I have written a script that searches a file for a string, and then searches backwards for the first date it comes across. THe reason being I need to search across multiple log files on multiple boxes, and find the most recent occurrence of a string. However the date is not on the same line as the string I'm searching for, as I'm searching for something in a multi line XML input.
and as you can see, it grep's the file with line numbers, and for each match, searches backwards from that line number to the previous occurrence. This works, but I can't help feeling there has to be a better way, as it's really inefficient.
Thanks for your reply guys (and sorry for the delay in responding).
The files I am parsing are not XML, they are application log files, so look like:
2011-11-09 11:00:02.234214 aThreadId DEBUG A line of the log file that contains all sorts of stuff
2011-11-09 11:00:02.234314 aThreadId DEBUG Another line of the log file that contains all sorts of stuff
2011-11-09 11:00:02.234214 anotherThreadId DEBUG A line of the log file that contains all sorts of stuff about a different thread
2011-11-09 11:00:02.234214 aThreadId DEBUG XML Import received: <?xml version="1.0" encoding="UTF-8"?>
<RootNode>
<A node>blah</A>
<Another node>more blah</AnotherNode>
</RootNode>
and so on...
Because the XML in the logfile is multiline, if I want to find an input with "more blah", I then need to search up to find the timestamp from the log line at the start of that XML.
My first thought would be to try and get your application to output the data more directly.

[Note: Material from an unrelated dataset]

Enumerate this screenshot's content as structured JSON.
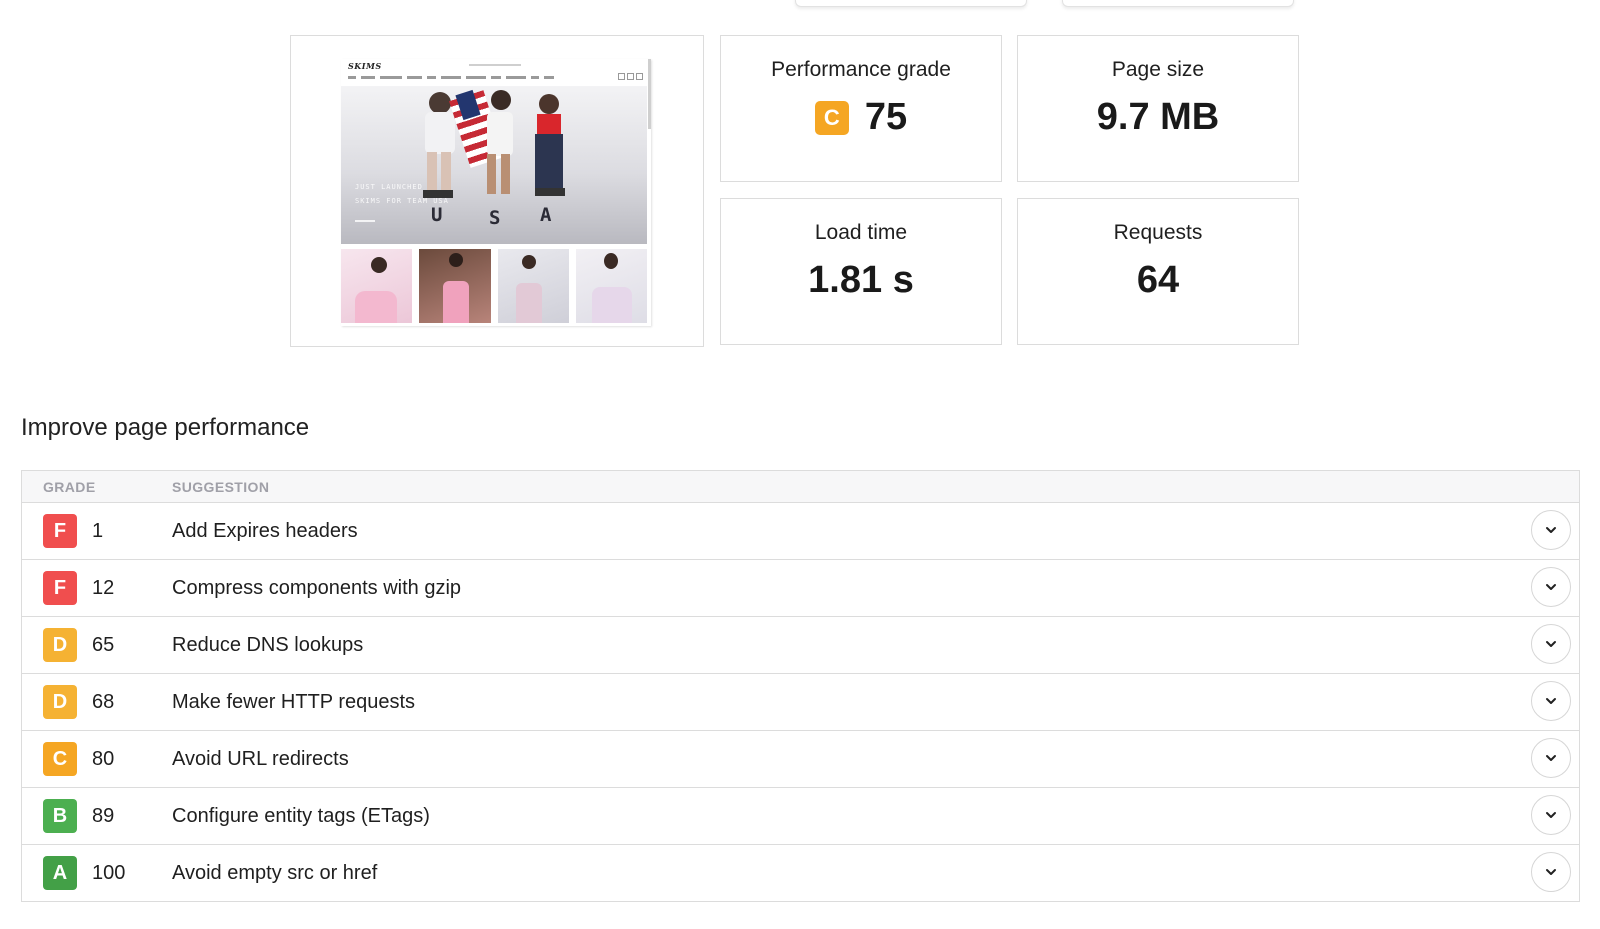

If out has any way to separate its logs, that would probably help.
But I'll assume that you can't. In that case, I would try using sed and regexes to split off the entire multi-line chunk. Parse the xml, then pull off the info you wanted.
But this still screams of hack, so I would definitely search for a better way of getting the data in the first place.
Assuming that the aim is to get the task done and not to learn shell scripting,
the task can be accomplished using a small python script like this:
Code:
import datetime
searchFor = "more blah"
while(True):
try:
x = raw_input()
d=x.split()[0]
except Exception:
print "Searched string not found"
break
try :
d = [int(i) for i in d.split('-')]
prevdate = datetime.date(d[0],d[1],d[2])
except:
pass
if searchFor in x :
print "\n found the search key after ", prevdate
break
redirect the log output as input to this script and it will do your job
what say?
Why not use tac (reverse of cat) and then when you find what your looking for you can keep going till you find a date and time at the start of the line.